El domingo de resurrección comenzó con una explosión de luz, y culminó, al caer la tarde, con un derramamiento de agua.
Recibid el Espíritu Santo; a quienes les perdonéis los pecados, les quedan perdonados; a quienes se los retengáis, les quedan retenidos. En la versión que nos ofrece san Lucas, Jesús dice a los apóstoles: Se proclamará la conversión para el perdón de los pecados a todos los pueblos, comenzando por Jerusalén (Lc 24, 47).

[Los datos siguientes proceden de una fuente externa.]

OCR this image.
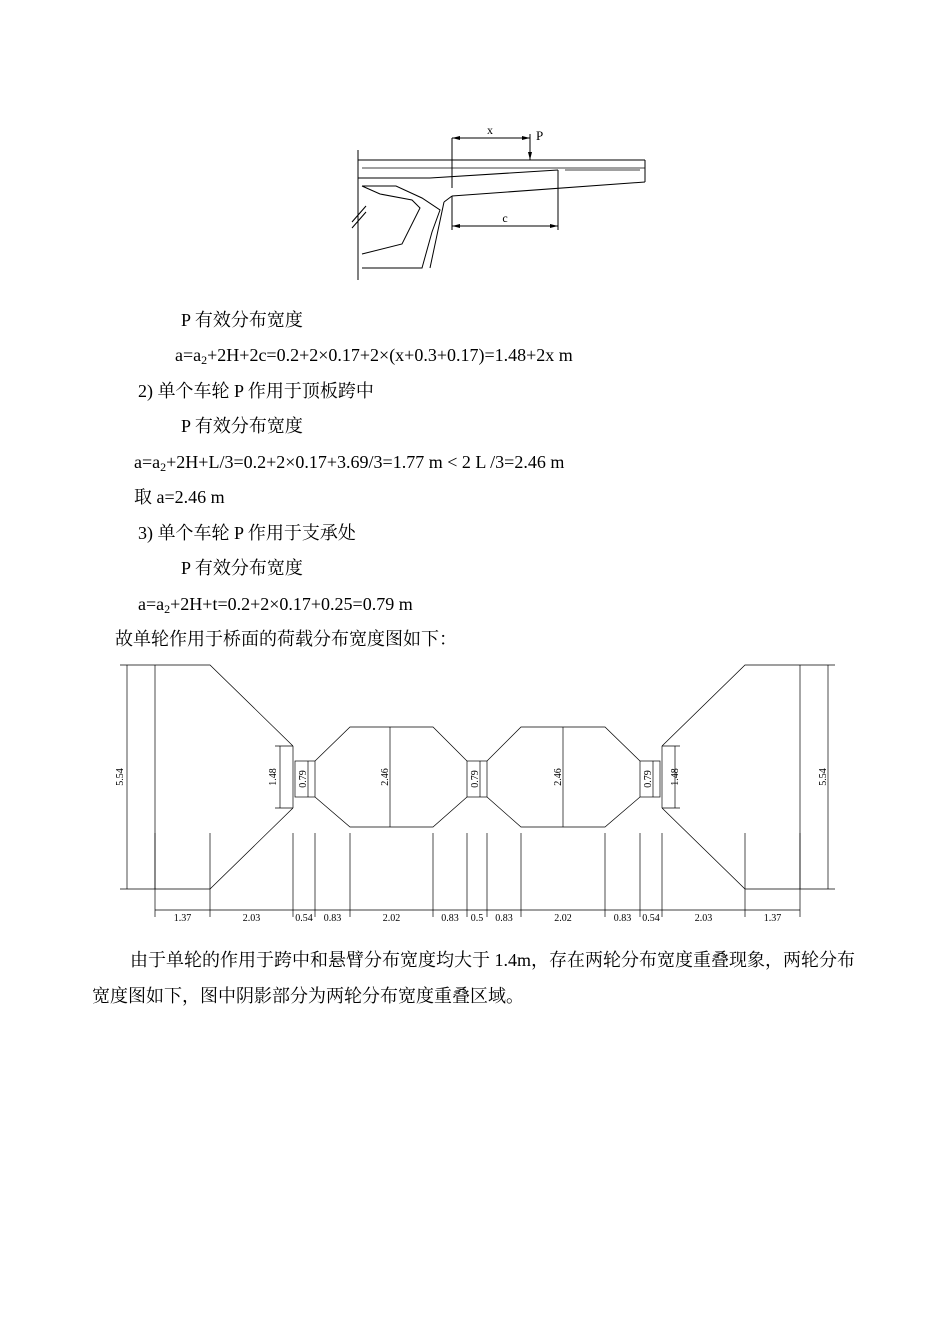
x	P
c
P 有效分布宽度
$a=a_2+2H+2c=0.2+2\times 0.17+2\times(x+0.3+0.17)=1.48+2x$ m
2) 单个车轮 P 作用于顶板跨中
P 有效分布宽度
$a=a_2+2H+L/3=0.2+2\times 0.17+3.69/3=1.77$ m < 2 L /3=2.46 m
取 a=2.46 m
3) 单个车轮 P 作用于支承处
P 有效分布宽度
$a=a_2+2H+t=0.2+2\times 0.17+0.25=0.79$ m
故单轮作用于桥面的荷载分布宽度图如下：
5.54	1.48 0.79	2.46	0.79	2.46	0.79 1.48	5.54
1.37	2.03	0.54 0.83	2.02	0.83 0.5 0.83	2.02	0.83 0.54	2.03	1.37
由于单轮的作用于跨中和悬臂分布宽度均大于 1.4m，存在两轮分布宽度重叠现象，两轮分布宽度图如下，图中阴影部分为两轮分布宽度重叠区域。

Ambas declaraciones nos llevan a la misma imagen: Un río de agua que brota del costado de Cristo y recorre la Historia y el Orbe limpiando los pecados de los hombres. Y ese río pasa, siempre, a través de las manos de los sacerdotes. A quienes les perdonéis los pecados, les quedan perdonados. Nadie, por más que lo pretenda, se confiesa «directamente con Dios». El caño de la divina misericordia en la Iglesia son las manos de los presbíteros. A ellas debemos acudir para beber de las fuentes de la salvación.
¡Bendita gracia, efusión de la divina misericordia! Ella limpia el pecado, llena de Dios el alma y nos convierte en templos. Y bendito sacerdocio, que convierte a hombres pecadores en dispensadores de tesoros celestiales.